GLOBAL MARKETS endured a torrid day yesterday as anxiety intensified about the euro zone debt crisis and a warning from the US Federal Reserve about the worsening outlook for the US economy spooked investors.
Amid growing worries that a new global recession could be in prospect, the European Central Bank issued research saying the tumult in the euro zone could put the single currency at risk.
Even as EU economics commissioner Olli Rehn said the authorities would not allow an uncontrolled default on Greek debt, US treasury secretary Timothy Geithner predicted “years and years” of difficulty for Europe’s weakest economies.
The Dow Jones index briefly traded down by 4 per cent yesterday and European shares fell to their lowest level for more than two years. The renewed wave of selling came in spite of the Fed’s “Operation Twist” attempt to stimulate the US economy and its housing market by lowering long-term interest rates.
Some €200 billion was wiped off the value of the top 300 European shares as the London market lost 4.67 per cent, the German market lost 4.9 per cent and the French market lost 5.2 per cent.

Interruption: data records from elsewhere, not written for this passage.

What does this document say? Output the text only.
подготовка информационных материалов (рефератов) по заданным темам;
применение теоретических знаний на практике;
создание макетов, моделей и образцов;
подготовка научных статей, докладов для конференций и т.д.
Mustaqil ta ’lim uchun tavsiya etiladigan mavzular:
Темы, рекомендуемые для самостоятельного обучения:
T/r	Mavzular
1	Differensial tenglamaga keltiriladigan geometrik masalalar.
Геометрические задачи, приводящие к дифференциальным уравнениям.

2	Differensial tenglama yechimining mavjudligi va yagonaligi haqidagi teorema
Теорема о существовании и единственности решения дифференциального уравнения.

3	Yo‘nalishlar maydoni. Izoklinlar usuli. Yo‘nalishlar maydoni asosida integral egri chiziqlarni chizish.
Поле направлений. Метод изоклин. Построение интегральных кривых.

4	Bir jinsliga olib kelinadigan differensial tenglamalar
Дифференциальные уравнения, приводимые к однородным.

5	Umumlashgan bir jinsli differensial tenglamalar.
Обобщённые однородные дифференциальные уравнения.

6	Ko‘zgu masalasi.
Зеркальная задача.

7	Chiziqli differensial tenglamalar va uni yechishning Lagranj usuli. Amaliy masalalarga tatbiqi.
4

The strain weighed on big banks in France, which have a heavy exposure to Greece, and in Britain.
The largest French lender, BNP Paribas, saw its shares drop 5.7 per cent and the second-largest, Société Générale, dropped more than 15 per cent to its lowest level since 1992. Lloyds Bank, the biggest British mortgage lender, lost 10 per cent and Barclays lost 9.4 per cent.
The warning from the ECB about the threat to the euro was co-authored by outgoing executive board member Jürgen Stark, whose resignation a fortnight ago exposed divisions over the bank’s bond-buying campaign.
The study, published by the ECB but not endorsed by it, said euro countries should have their deficits approved at European level and face automatic fines if they breach guidelines.
“Greatly increased fiscal imbalances in the euro area as a whole and the dire situation in individual member countries risk undermining stability, growth and employment, as well as the sustainability of economic and monetary union itself,” it said.
Mr Rehn, who is pressing for more details from Athens about its new austerity plan, said the ECB’s emergency bond-buying initiative would gradually transfer to the European Financial Stability Facility bailout fund. The two bodies would work in parallel before the EFSF took over sole responsibility for such interventions.
He also said Europe would not allow Greece to leave the euro zone because of the disruption that would cause in Europe and the world. “We will not let that happen,” he said in Washington ahead of the IMF annual meeting.
While not explicitly excluding the possibility that the country might default, he said any attempt at an “orderly” restructuring of its debt would present challenges in its own right. “Giving the impression that an orderly restructuring of Greek debt can be done in a neat and tidy way is somewhat illusory to my mind.”
Mr Geithner, who wants European leaders to expand the remit of the EFSF by giving it powers to leverage its assets, said the battle against the debt crisis was more important than the effort to boost growth in Europe. Although he was quietly rebuffed at a meeting of EU finance ministers a week ago, he expressed confidence that Europe would seize the initiative.
However, he forecast “years and years of difficult financial pressure on those governments that were just living way beyond their means”.